Wouldn't trade my Alum. cart for anything (Fish-n-Mate® jr.)
$150.00 Try and buy these large low pressure tires and wheels in lowes, but maybe you never go off the pier.  My 5 cents


----------



## Sandcrab (Mar 20, 2002)

oldsalt said:


> *Wouldn't trade my Alum. cart for anything (Fish-n-Mate® jr.)
> $150.00 Try and buy these large low pressure tires and wheels in lowes, but maybe you never go off the pier.  My 5 cents *


Me too! I have the Fish-n-Mate Sr and it is worth every penny! Ask Hat about the time fishing at PLO when his cart broke down on the way out.

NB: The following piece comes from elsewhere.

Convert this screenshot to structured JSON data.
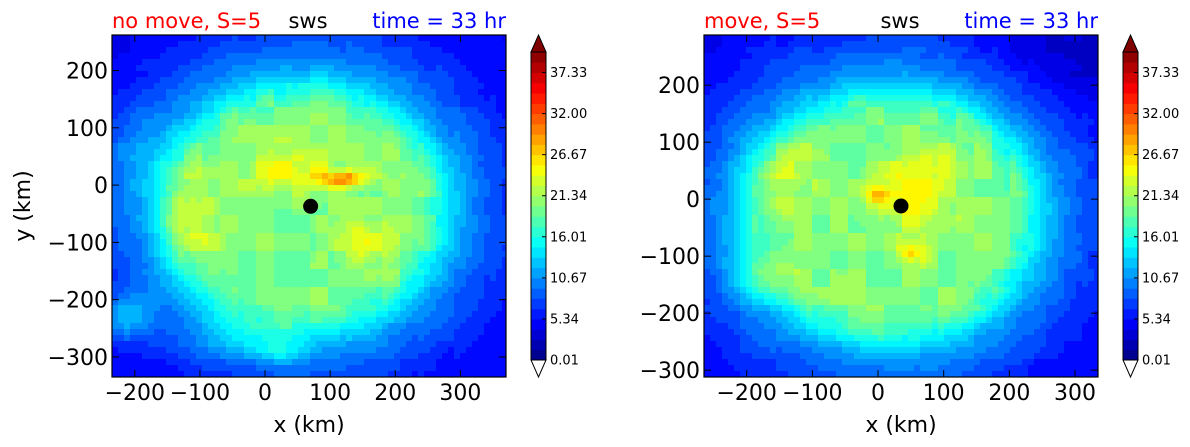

We picked up his entire cart (with all his stuff on it) and put in on top of my cart (with all my stuff - 6 rods, 2 coolers, tackle box, chair, rain gear, etc.) and lugged it down the pier....All with one hand and without breaking a sweat!


----------



## Digger (Jan 4, 2000)

Everyone will have different idea's as to what is a rip off. Since alot of tackle is regional many chain stores will have improper tackle for a local area(this I think is a rip off combined with national advertising which is not localized making it misleading). This is a bigger problem with saltwater than freshwater(still a problem though).
As far as those carts, I think they are great since they hold alot and work well on piers and sand; with the plus of surviving the saltwater. I want one of them this year and a new Heaver. I need some overtime.


----------



## Drumdum (Jan 6, 2003)

*Rainshadow 1509*

One of the best sticks made,raffling one off for "a most excellent cause"(keeping OBX beaches open through OBPA),if you are interested,Digger..  

$5 a pop for a chance at a rod like that with a sl 30,is no ripoff,flouro carbon is though......


----------



## Digger (Jan 4, 2000)

I can probably scrap together some money for the tickets.


----------



## joeturse (Apr 26, 2003)

Don't know if you can consider this a ripoff, as I really like to fish IBSP,but $195.oo for a buggy permit. 
A $70.00 dollar increase.

Joe


----------



## Drumdum (Jan 6, 2003)

joeturse said:


> *Don't know if you can consider this a ripoff, as I really like to fish IBSP,but $195.oo for a buggy permit.
> A $70.00 dollar increase.
> 
> Joe *


 We would gladly pay a fee here in OBX,as long as they gauranteed us they weren't going to "chisle off" anymore of our beach..  That's why we are all behind the OBPA so much down here.. 

Digger,check out NC board for details..


----------